When thinking back on the construction of the 360 State St. apartment complex completed in 2010, Ward 7 Alderman Doug Hausladen ’04 said he had an “ah-ha! moment” for a new, progressive city investment strategy.

After realizing that the new apartment complex was financed in part via a multiemployer pension fund, Hausladen said he had a vision that New Haven retirees’ pension funds — the largest of which are the Police and Fire Fund, or P&F, and City Employees Retirement Fund, or CERF — could invest in New Haven real estate. Hausladen said he believes this would expand the city’s tax base and thus allow it to lower property taxes, reducing the financial burden of households and luring business back to the city.

Union officials voiced optimism for the plan but emphasized that the pension boards in control of the funds would need months of planning before any formal investment strategy could come to fruition.

The P&F and the CERF both currently invest a total of around $25 million in real estate, including stakes in The New York Times Building, a JPMorgan Chase office in Tampa, supermarkets in Hungary and a Montana replacement auto parts store. But neither fund has funneled any of their money into the New Haven real estate market — a trend that Hausladen wants to change.

James Kottage, chairperson of P&F and president of the New Haven Fire Union, said Hausladen’s proposal is a good idea.

“Anytime you can invest in your own community, as long as you’re able to get return and avoid your risks and due diligence, it’s a positive way to get a return. New Haven’s a good place to invest,” he said.

Kottage said that he has begun investigating the proposal and has spoken with Michael O’Neill, New Haven’s acting controller, who he said seemed interested in the idea. Kottage added that the proposal may come up at the P&F board’s April meeting.

Jerome Sagnella, chairperson of CERF, said he is open to any investment strategy that could benefit the fund. He emphasized that any potential New Haven project would be evaluated just like the fund’s other investments.

“We can’t just put something in to make people happy,” Sagnella said.

Both Kottage and Sagnella said their boards may discuss Hausladen’s proposal in the coming months.

The city’s vacancy rate in 2012 was 14.4 percent, according to a 2012 report by Colliers International, 1.6 points higher than it was in 2011 and the third straight year the rate had increased. The report cited AT&T’s divestment from New Haven last November, including the company’s recent exit from a 77,000-square-feet office on Long Wharf Drive, as the major reason for the increase. Hausladen said that if the pension funds invested in New Haven real estate, it will jump-start the economy and provide enough revenue for the city to decrease property taxes, bringing back business and easing the burden on the neighborhood populations.

“Once the pie gets bigger, there’s less pie that has to be divided to the neighborhoods to pay for,” Hausladen said.

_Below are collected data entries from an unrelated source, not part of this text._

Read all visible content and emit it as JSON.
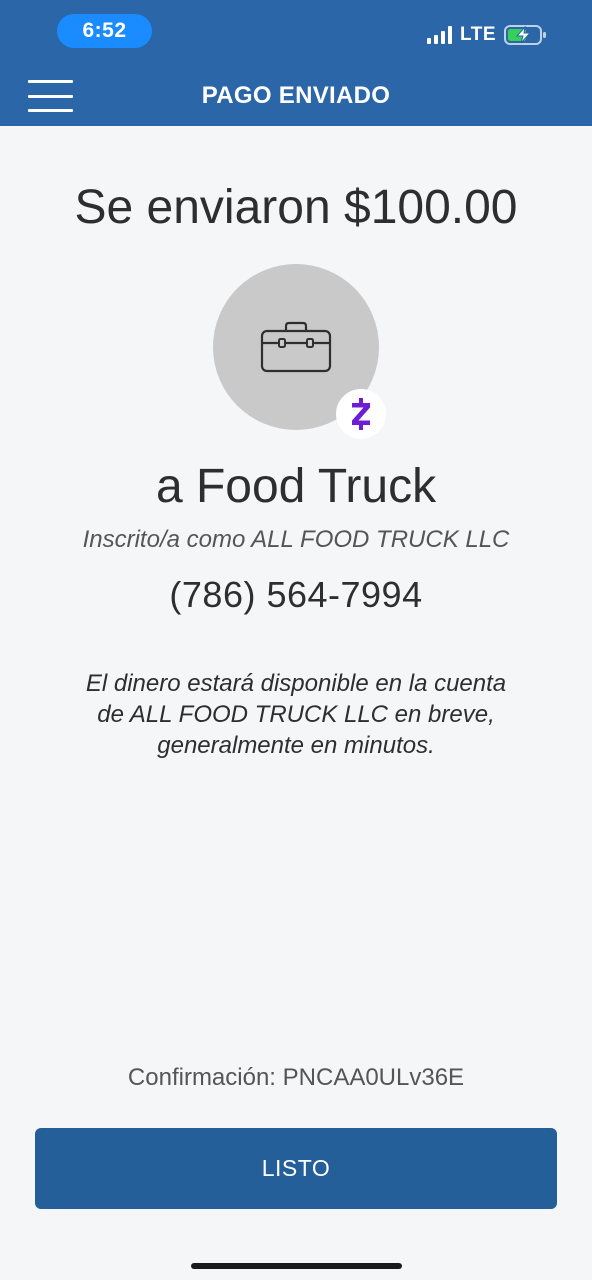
{
  "status_bar": {
    "time": "6:52",
    "network": "LTE",
    "icons": [
      "signal-icon",
      "battery-charging-icon"
    ]
  },
  "nav": {
    "title": "PAGO ENVIADO",
    "menu_icon": "menu-icon"
  },
  "payment": {
    "amount_text": "Se enviaron $100.00",
    "recipient": "a Food Truck",
    "enrolled_as": "Inscrito/a como ALL FOOD TRUCK LLC",
    "phone": "(786) 564-7994",
    "avatar_icon": "briefcase-icon",
    "badge_icon": "zelle-icon",
    "info_message": "El dinero estará disponible en la cuenta de ALL FOOD TRUCK LLC en breve, generalmente en minutos.",
    "confirmation": "Confirmación: PNCAA0ULv36E"
  },
  "actions": {
    "done_label": "LISTO"
  },
  "colors": {
    "header": "#2a66a8",
    "button": "#245f9a",
    "zelle": "#6d1ed4",
    "background": "#f5f6f8"
  }
}
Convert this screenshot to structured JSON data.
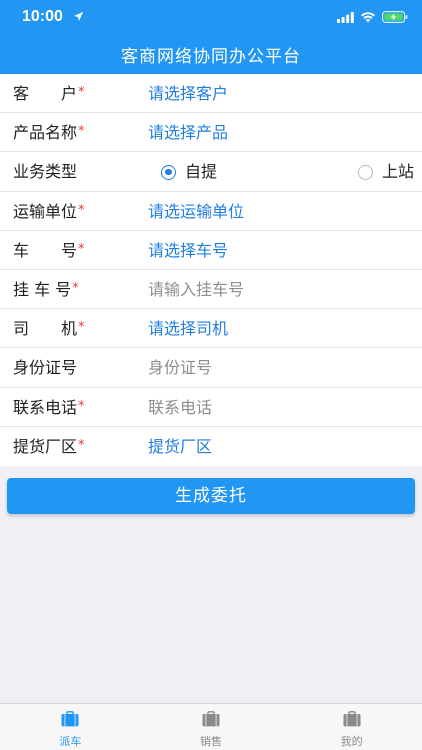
{
  "status_bar": {
    "time": "10:00"
  },
  "header": {
    "title": "客商网络协同办公平台"
  },
  "form": {
    "customer": {
      "label": "客　　户",
      "required": "*",
      "value": "请选择客户"
    },
    "product": {
      "label": "产品名称",
      "required": "*",
      "value": "请选择产品"
    },
    "business_type": {
      "label": "业务类型",
      "options": [
        "自提",
        "上站"
      ],
      "selected": "自提"
    },
    "carrier": {
      "label": "运输单位",
      "required": "*",
      "value": "请选运输单位"
    },
    "vehicle": {
      "label": "车　　号",
      "required": "*",
      "value": "请选择车号"
    },
    "trailer": {
      "label": "挂 车 号",
      "required": "*",
      "placeholder": "请输入挂车号"
    },
    "driver": {
      "label": "司　　机",
      "required": "*",
      "value": "请选择司机"
    },
    "id_number": {
      "label": "身份证号",
      "placeholder": "身份证号"
    },
    "phone": {
      "label": "联系电话",
      "required": "*",
      "placeholder": "联系电话"
    },
    "pickup_area": {
      "label": "提货厂区",
      "required": "*",
      "value": "提货厂区"
    }
  },
  "submit_label": "生成委托",
  "tabs": [
    {
      "label": "派车",
      "icon": "briefcase-icon",
      "active": true
    },
    {
      "label": "销售",
      "icon": "briefcase-icon",
      "active": false
    },
    {
      "label": "我的",
      "icon": "briefcase-icon",
      "active": false
    }
  ],
  "colors": {
    "primary": "#2196f3",
    "link": "#1f7ee0",
    "required": "#e53935",
    "battery": "#4cd964"
  }
}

Joshua Humphreys, a fellow at the Tellus Institute and expert on socially responsible investing, said more than 15 years of research show socially conscious investments need not perform worse than other financial opportunities. Some studies, he said, have shown certain targeted socially-conscious investing, such as environmental efficiency, actually perform better than their counterparts.

But Humphreys warned against what he called “economically targeted” investment — or funds that will only invest in their local communities — because pensions that pursued such strategies in the late 1980s and early 1990s faced mixed results. He said pensions that have chosen different strategies such as environmental targeting have enjoyed higher returns and that few still employ economic targeting.

“In a way, it’s not really germane because we’re in a new world,” Humphreys said.

Nevertheless, Mark Abraham ’04, the executive director of DataHaven, said that New Haven was very attractive for residential and commercial developers because of its extensive public transportation relative to neighboring towns. Abraham said real estate near public transportation often sells for around 42 percent more than their “transit-poor” counterparts.

“Recent construction trends in Greater New Haven show that there’s more value to capture in centrally located areas with good transit access,” Abraham said. “Residents and employers are increasingly looking for greater accessibility and transportation options.”

New Haven was home to over $6 billion of taxable property in 2012, according to Mayor John DeStefano Jr.’s 2013–’14 budget proposal.